President Barack Obama signed the Patient Protection and Affordable Care Act into law on March 23, 2010.
Although a major target of Mitt Romney in the recent campaign, it was reaffirmed on Nov. 6, when voters re-elected the president.
As with Social Security and Medicare, there will be ongoing resistance from the political right. As with any legislation, it is far from perfect. The Affordable Care Act, however, captures and will set a direction for American health care for the immediate future.
In a preceding piece, I discussed benefits of this law that accrue to all of us. This column will address deeper changes that are occurring in medicine and the support these changes receive from the ACA.
Medicine is changing from a cottage industry to an organized system of care. The model of individual providers practicing independently is being replaced by more standardization of care for common and routine conditions. This change is and will continue to be disruptive.
Interestingly, Maine played a significant role in this process. In the early 1970s, a physician, Jack Wennberg, studied discharge data in Vermont and discovered vast differences in the rate of surgical procedures, differences based on where people lived.
Most of this variation turned out to be based on physician discretion rather than other variables, such as frequency of diseases or informed patient choice.
Wennberg’s work was first published in the Journal of the Maine Medical Association.
The ability of computerized databases to study these variations continues to drive best practices.
Medicare was designed around a model of acute care episodes, which simply does not reflect the way we practice medicine today.
Preventive care and chronic care now dominate the world of medicine. Models driven by the experience of large organizations such as the Mayo Clinic, Kaiser Health Care, Geisinger Clinic and Intermountain Health show that different models and organization of care can improve outcomes for populations of patients.
The ACA has built in an aim to bring more accountability into the formula for value for all purchasers of health care.
We will see broader implementation of Accountable Care Organizations, organizations of enough size to be able to take responsibility for the health care of populations of people.
New means of measurement through increasing use of computerized data and electronic medical records will provide the tools to measure effectiveness and to hold organizations accountable. This change will pose a significant challenge for rural states such as Maine.

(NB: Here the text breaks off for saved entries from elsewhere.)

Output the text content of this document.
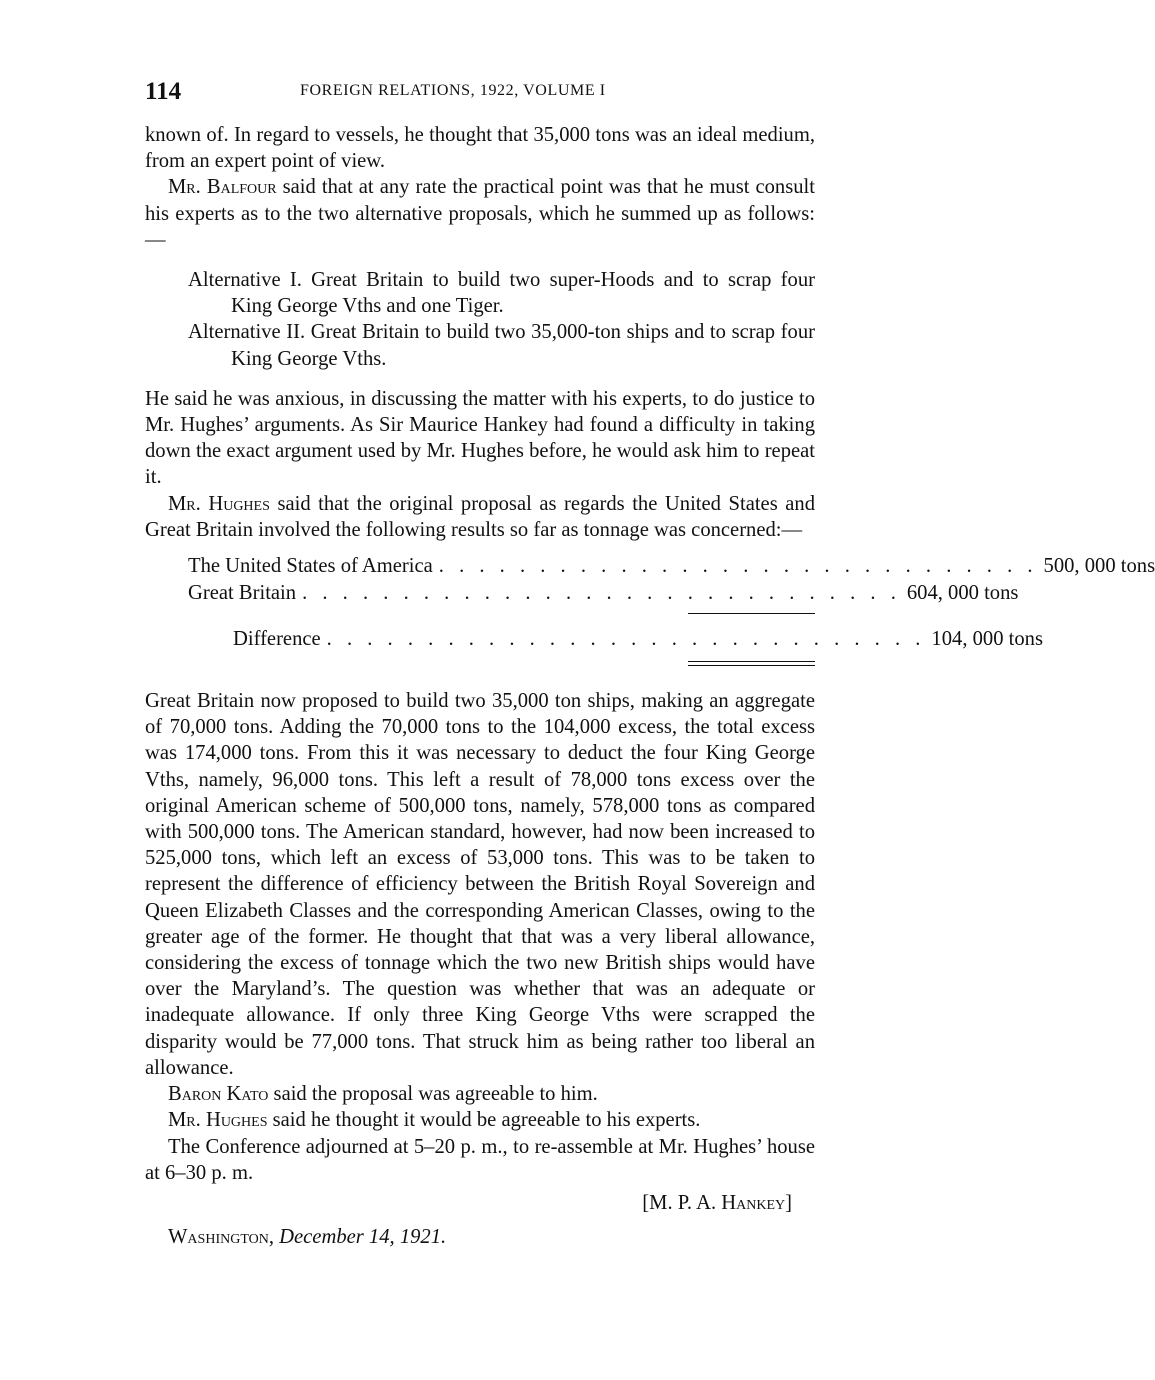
114	FOREIGN RELATIONS, 1922, VOLUME I

known of. In regard to vessels, he thought that 35,000 tons was an ideal medium, from an expert point of view.

Mr. Balfour said that at any rate the practical point was that he must consult his experts as to the two alternative proposals, which he summed up as follows:—

Alternative I. Great Britain to build two super-Hoods and to scrap four King George Vths and one Tiger.

Alternative II. Great Britain to build two 35,000-ton ships and to scrap four King George Vths.

He said he was anxious, in discussing the matter with his experts, to do justice to Mr. Hughes’ arguments. As Sir Maurice Hankey had found a difficulty in taking down the exact argument used by Mr. Hughes before, he would ask him to repeat it.

Mr. Hughes said that the original proposal as regards the United States and Great Britain involved the following results so far as tonnage was concerned:—

The United States of America . . . . . . . . . . . . . . . . . . . . . . . . . . . . . . 500, 000 tons
Great Britain . . . . . . . . . . . . . . . . . . . . . . . . . . . . . . 604, 000 tons
Difference . . . . . . . . . . . . . . . . . . . . . . . . . . . . . . 104, 000 tons

Great Britain now proposed to build two 35,000 ton ships, making an aggregate of 70,000 tons. Adding the 70,000 tons to the 104,000 excess, the total excess was 174,000 tons. From this it was necessary to deduct the four King George Vths, namely, 96,000 tons. This left a result of 78,000 tons excess over the original American scheme of 500,000 tons, namely, 578,000 tons as compared with 500,000 tons. The American standard, however, had now been increased to 525,000 tons, which left an excess of 53,000 tons. This was to be taken to represent the difference of efficiency between the British Royal Sovereign and Queen Elizabeth Classes and the corresponding American Classes, owing to the greater age of the former. He thought that that was a very liberal allowance, considering the excess of tonnage which the two new British ships would have over the Maryland’s. The question was whether that was an adequate or inadequate allowance. If only three King George Vths were scrapped the disparity would be 77,000 tons. That struck him as being rather too liberal an allowance.

Baron Kato said the proposal was agreeable to him.

Mr. Hughes said he thought it would be agreeable to his experts.

The Conference adjourned at 5–20 p. m., to re-assemble at Mr. Hughes’ house at 6–30 p. m.

[M. P. A. Hankey]

Washington, December 14, 1921.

At the ground level, where we all interact with the health care system, the major change being advanced by the ACA is the Patient Centered Medical Home. At the practice level, the patient will receive a higher integration of service, with coordination of subspecialists and care management, so that multiple needs of those with chronic medical conditions can be met.

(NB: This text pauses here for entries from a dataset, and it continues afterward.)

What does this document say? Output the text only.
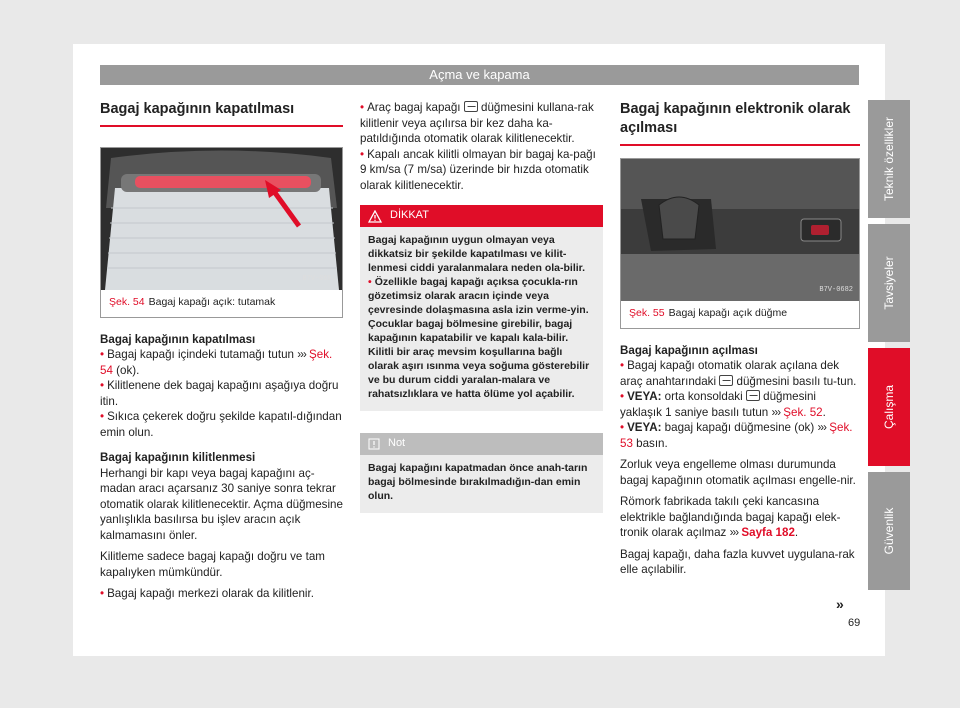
Açma ve kapama
Bagaj kapağının kapatılması
B7V-0681
Şek. 54 Bagaj kapağı açık: tutamak
Bagaj kapağının kapatılması

• Bagaj kapağı içindeki tutamağı tutun ››› Şek. 54 (ok).

• Kilitlenene dek bagaj kapağını aşağıya doğru itin.

• Sıkıca çekerek doğru şekilde kapatıl-dığından emin olun.

Bagaj kapağının kilitlenmesi

Herhangi bir kapı veya bagaj kapağını aç-madan aracı açarsanız 30 saniye sonra tekrar otomatik olarak kilitlenecektir. Açma düğmesine yanlışlıkla basılırsa bu işlev aracın açık kalmamasını önler.

Kilitleme sadece bagaj kapağı doğru ve tam kapalıyken mümkündür.

• Bagaj kapağı merkezi olarak da kilitlenir.

• Araç bagaj kapağı düğmesini kullana-rak kilitlenir veya açılırsa bir kez daha ka-patıldığında otomatik olarak kilitlenecektir.

• Kapalı ancak kilitli olmayan bir bagaj ka-pağı 9 km/sa (7 m/sa) üzerinde bir hızda otomatik olarak kilitlenecektir.

DİKKAT

Bagaj kapağının uygun olmayan veya dikkatsiz bir şekilde kapatılması ve kilit-lenmesi ciddi yaralanmalara neden ola-bilir.

• Özellikle bagaj kapağı açıksa çocukla-rın gözetimsiz olarak aracın içinde veya çevresinde dolaşmasına asla izin verme-yin. Çocuklar bagaj bölmesine girebilir, bagaj kapağının kapatabilir ve kapalı kala-bilir. Kilitli bir araç mevsim koşullarına bağlı olarak aşırı ısınma veya soğuma gösterebilir ve bu durum ciddi yaralan-malara ve rahatsızlıklara ve hatta ölüme yol açabilir.

Not

Bagaj kapağını kapatmadan önce anah-tarın bagaj bölmesinde bırakılmadığın-dan emin olun.

Bagaj kapağının elektronik olarak açılması
B7V-0682
Şek. 55 Bagaj kapağı açık düğme
Bagaj kapağının açılması

• Bagaj kapağı otomatik olarak açılana dek araç anahtarındaki düğmesini basılı tu-tun.

• VEYA: orta konsoldaki düğmesini yaklaşık 1 saniye basılı tutun ››› Şek. 52.

• VEYA: bagaj kapağı düğmesine (ok) ››› Şek. 53 basın.

Zorluk veya engelleme olması durumunda bagaj kapağının otomatik açılması engelle-nir.

Römork fabrikada takılı çeki kancasına elektrikle bağlandığında bagaj kapağı elek-tronik olarak açılmaz ››› Sayfa 182.

Bagaj kapağı, daha fazla kuvvet uygulana-rak elle açılabilir.

»
69
Teknik özellikler
Tavsiyeler
Çalışma
Güvenlik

Accountability will be measured through EMR and other administrative databases. We will learn more about what does and does not work. We will learn the limits of our knowledge in the actual practice of medicine and thus advance. This too will be a challenge to available resources in rural states.
This process is already disruptive.
The guidelines for accountable care represent unique challenges for geriatricians. Many of the guidelines for measurement have never been tested in older patients with multiple illnesses.

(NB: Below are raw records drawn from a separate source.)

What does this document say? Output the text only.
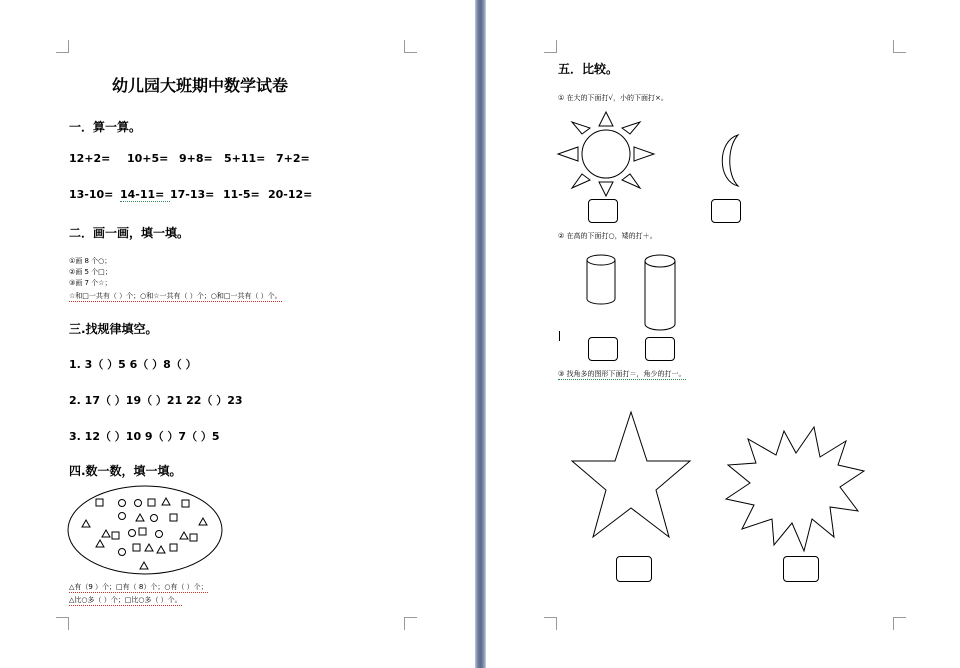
幼儿园大班期中数学试卷
一．算一算。
12+2= 10+5= 9+8= 5+11= 7+2=
13-10= 14-11= 17-13= 11-5= 20-12=
二．画一画，填一填。
①画 8 个○；
②画 5 个□；
③画 7 个☆；
☆和□一共有（ ）个；○和☆一共有（ ）个；○和□一共有（ ）个。
三.找规律填空。
1. 3（ ）5 6（ ）8（ ）
2. 17（ ）19（ ）21 22（ ）23
3. 12（ ）10 9（ ）7（ ）5
四.数一数，填一填。
△有（9 ）个；□有（ 8）个；○有（ ）个；
△比○多（ ）个；□比○多（ ）个。
五．比较。
① 在大的下面打√，小的下面打×。
② 在高的下面打○，矮的打＋。
③ 找角多的图形下面打＝，角少的打一。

For example, what is the right level of blood sugar control for a frail elder individual? This requires more research and understanding but is clearly not the same as for a younger person with Type I diabetes. This system will force us to learn in ways we have not been asked to in the past.
Another challenge we will face, especially in primary care, will be the need to maintain the relationship between a patient and his/her primary care provider, while working in an environment that is more team-oriented.
The management of chronic medical illness will benefit from this relationship, a recognized value of the PCMH concept.
Affirmation of the ACA by the recent election will accelerate change. That change, although disruptive, will, if managed well, lead to a more coordinated and efficient system of care from which we will all benefit.
Roger A. Renfrew, M.D., of Skowhegan, is an internist and geriatrician. He has been practicing medicine in Skowhegan since 1979.